青葉 2013-10-19 22:21:19 |
通報 |
僕がビックリする程の大きな声だった。寝ていた初穂にはさらなる驚きだっただろう。
初穂は飛び起き、膝枕で寝ていた体勢から早野君のとなりに行儀よく座る格好に納まった。
「何?どうしたの?」
寝起きの初穂は間の抜けた声を出している。
「あっ、掛井君……。そうだった、強引に連れてきたんだっけ。」
初穂は正面のソファーに座っていた僕を見つけて瞬きをした。
「初穂ちゃん、聞きたがってことを教えてあげるよ。」
早野君は、さっきとうって変わって穏やかな口調で初穂に話し掛けた。
初穂は隣にいる早野君の方に顔を向ける。
「翔太……。さっき大きな声を出したのは翔太?」
初穂は寝ぼけた顔をしている。
「そうだよ。ビックリさせちゃったかな。ごめんね。掛井君が来てくれて少し興奮しちゃた。」
「いいの。でも何て言ったの?寝てたらか判らなかった。」
「別に、起こしただけだよ。ありがとう、掛井君を連れてきてくれて。」
「そう。ならいいや。何か怒ってる声のような気がしたから。」
「そんなことより、僕と掛井君の間に何があったのか知りたがってたでしょう。」
「うん。知りたい。凄く興味ある。翔太のことは何でも知りたいの。」
初穂は覚醒してきたようで、ハッキリした顔つきになり始めた。
二人が会話する様子を伺っていると、何かが変だ。そんなふうに感じる。
「何があったのか、しっかりと初穂ちゃんにも聞いてほしい。僕が掛井君に何でお礼が言いたいのか、それと何で謝りたいのかをね。」
「うん。知りたい、知りたい。
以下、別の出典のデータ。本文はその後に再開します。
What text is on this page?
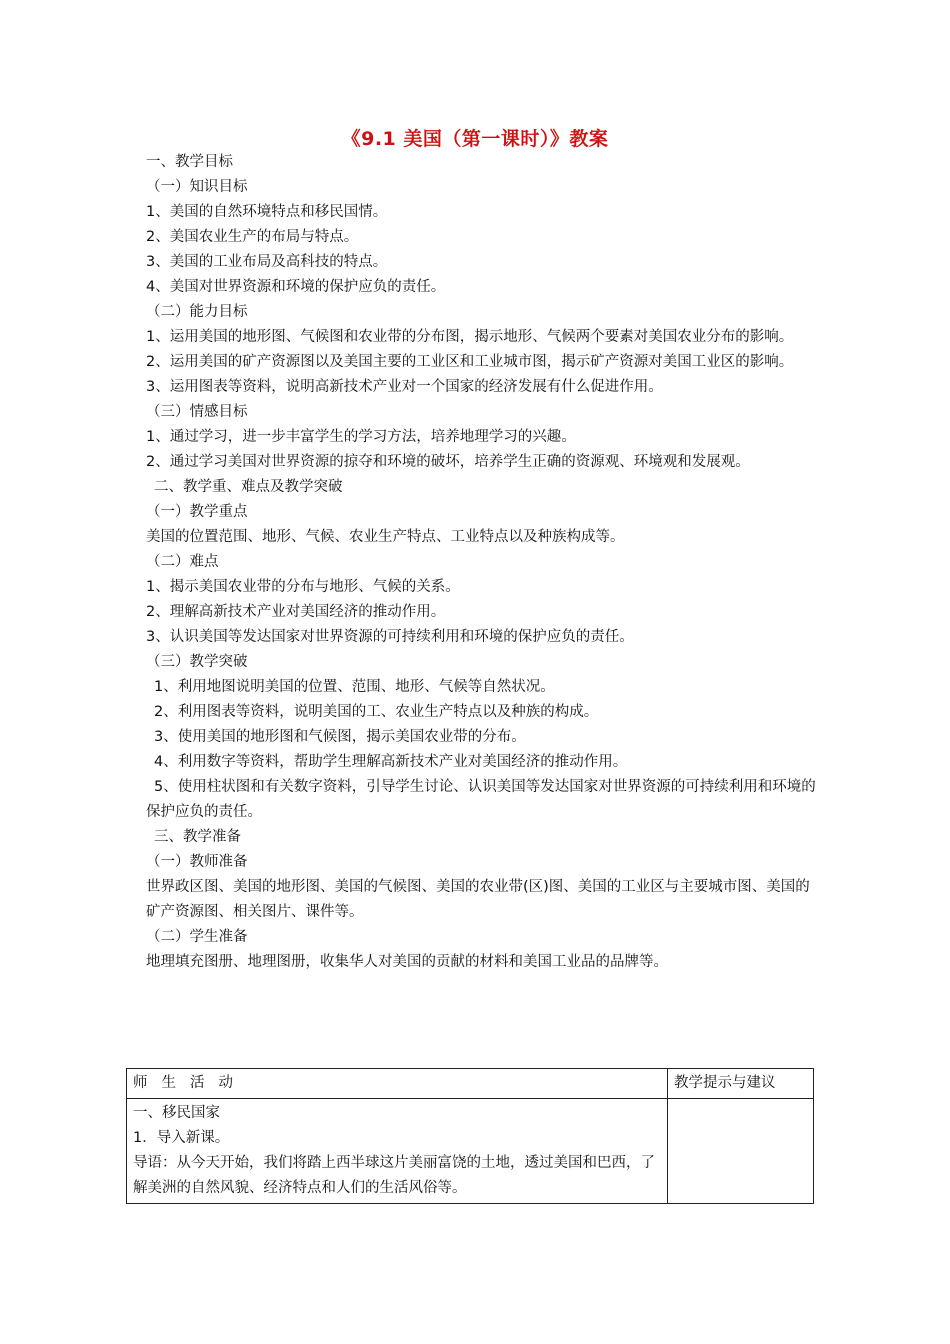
《9.1 美国（第一课时）》教案
一、教学目标
（一）知识目标
1、美国的自然环境特点和移民国情。
2、美国农业生产的布局与特点。
3、美国的工业布局及高科技的特点。
4、美国对世界资源和环境的保护应负的责任。
（二）能力目标
1、运用美国的地形图、气候图和农业带的分布图，揭示地形、气候两个要素对美国农业分布的影响。
2、运用美国的矿产资源图以及美国主要的工业区和工业城市图，揭示矿产资源对美国工业区的影响。
3、运用图表等资料，说明高新技术产业对一个国家的经济发展有什么促进作用。
（三）情感目标
1、通过学习，进一步丰富学生的学习方法，培养地理学习的兴趣。
2、通过学习美国对世界资源的掠夺和环境的破坏，培养学生正确的资源观、环境观和发展观。
二、教学重、难点及教学突破
（一）教学重点
美国的位置范围、地形、气候、农业生产特点、工业特点以及种族构成等。
（二）难点
1、揭示美国农业带的分布与地形、气候的关系。
2、理解高新技术产业对美国经济的推动作用。
3、认识美国等发达国家对世界资源的可持续利用和环境的保护应负的责任。
（三）教学突破
1、利用地图说明美国的位置、范围、地形、气候等自然状况。
2、利用图表等资料，说明美国的工、农业生产特点以及种族的构成。
3、使用美国的地形图和气候图，揭示美国农业带的分布。
4、利用数字等资料，帮助学生理解高新技术产业对美国经济的推动作用。
5、使用柱状图和有关数字资料，引导学生讨论、认识美国等发达国家对世界资源的可持续利用和环境的保护应负的责任。
三、教学准备
（一）教师准备
世界政区图、美国的地形图、美国的气候图、美国的农业带(区)图、美国的工业区与主要城市图、美国的矿产资源图、相关图片、课件等。
（二）学生准备
地理填充图册、地理图册，收集华人对美国的贡献的材料和美国工业品的品牌等。
师生活动	教学提示与建议

一、移民国家
1．导入新课。
导语：从今天开始，我们将踏上西半球这片美丽富饶的土地，透过美国和巴西，了解美洲的自然风貌、经济特点和人们的生活风俗等。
」
二人の会話を聞きながら僕は気づく。
おかしいのは初穂の目線だ。
初穂の顔は早野君の方を向いているが、早野君の頭一つ上に向けて話をしている。
早野君は正面に向き直る。
「掛井君、いろいろ疑問があるだろうね。例えば、初穂ちゃんは僕が死んでいるのに、こうしてここに僕が居ることに疑問を持たないのかとかね。」
なるほど。と思う。僕は自分のことばかり考えていて、そこまで考えていなかった。しかし、目の前で起きていることは現実離れしている。僕の頭も自分で思ってる以上に混乱しているのだろう。だが、そう言われればそうだと思うくらいは働いている。
少し考えると、早野君の言葉のうえで疑問が浮かぶ。
「早野君、初穂は何で小学生と付き合っている自分を受け入れているの?」
本人を前にして聞いて良いことなのか判らなかったが、そんなことは構っていられない。
「掛井君、呼び捨てにしないでよ。遠慮がなさすぎ。まあ、翔太がいいと言えば別にいいけどね。」
早野君より先に初穂が反応した。そして、
「それより、二人とも何を言ってるの?死んでるとか、小学生と付き合ってるとか。意味不明。解るように話してよ。」
と続けた。
だが早野君は初穂を無視して、僕の質問に答える。
「掛井君、初穂ちゃんは小学生と付き合ってるつもりはないんだよ。掛井君には当時の僕を見てもらっているけど、初穂ちゃんには成長したらこうなるだろうという僕の姿を見せているんだからね。」
そんなことが出来るのかと思うが、そうならば初穂の目線のことは納得がいく。
そして早野君は、
「それに、本当に付き合ってるわけじゃないからね。」
そう初穂の前で平然と言ってのけた。
初穂の顔が歪む。
「ちょっと翔太!どういう意味!?」
早野君は初穂を相手にせず、僕を直視している。
「初穂ちゃんが付き合っているのは、僕らの知らない他の誰かだよ。」
「翔太!ねえ、何の冗談なの!」
初穂が叫ぶ。だが早野君は初穂を見ようともしない。
僕は言う。
「でも初穂は話してた。早野君と付き合い始めた頃から最近のことまで。とてもリアルだった。作った話しとは思えなかったけど。」
これが思った通りの感想だ。
「それはそうだよ。初穂ちゃんは実際に体験したことを言ってるんだから現実味があるよ。ただ相手は僕じゃない。初穂ちゃんが今付き合ってる他の誰かだよ。僕は初穂ちゃんの記憶をすり替えたんだ。他の誰かと僕とをね。」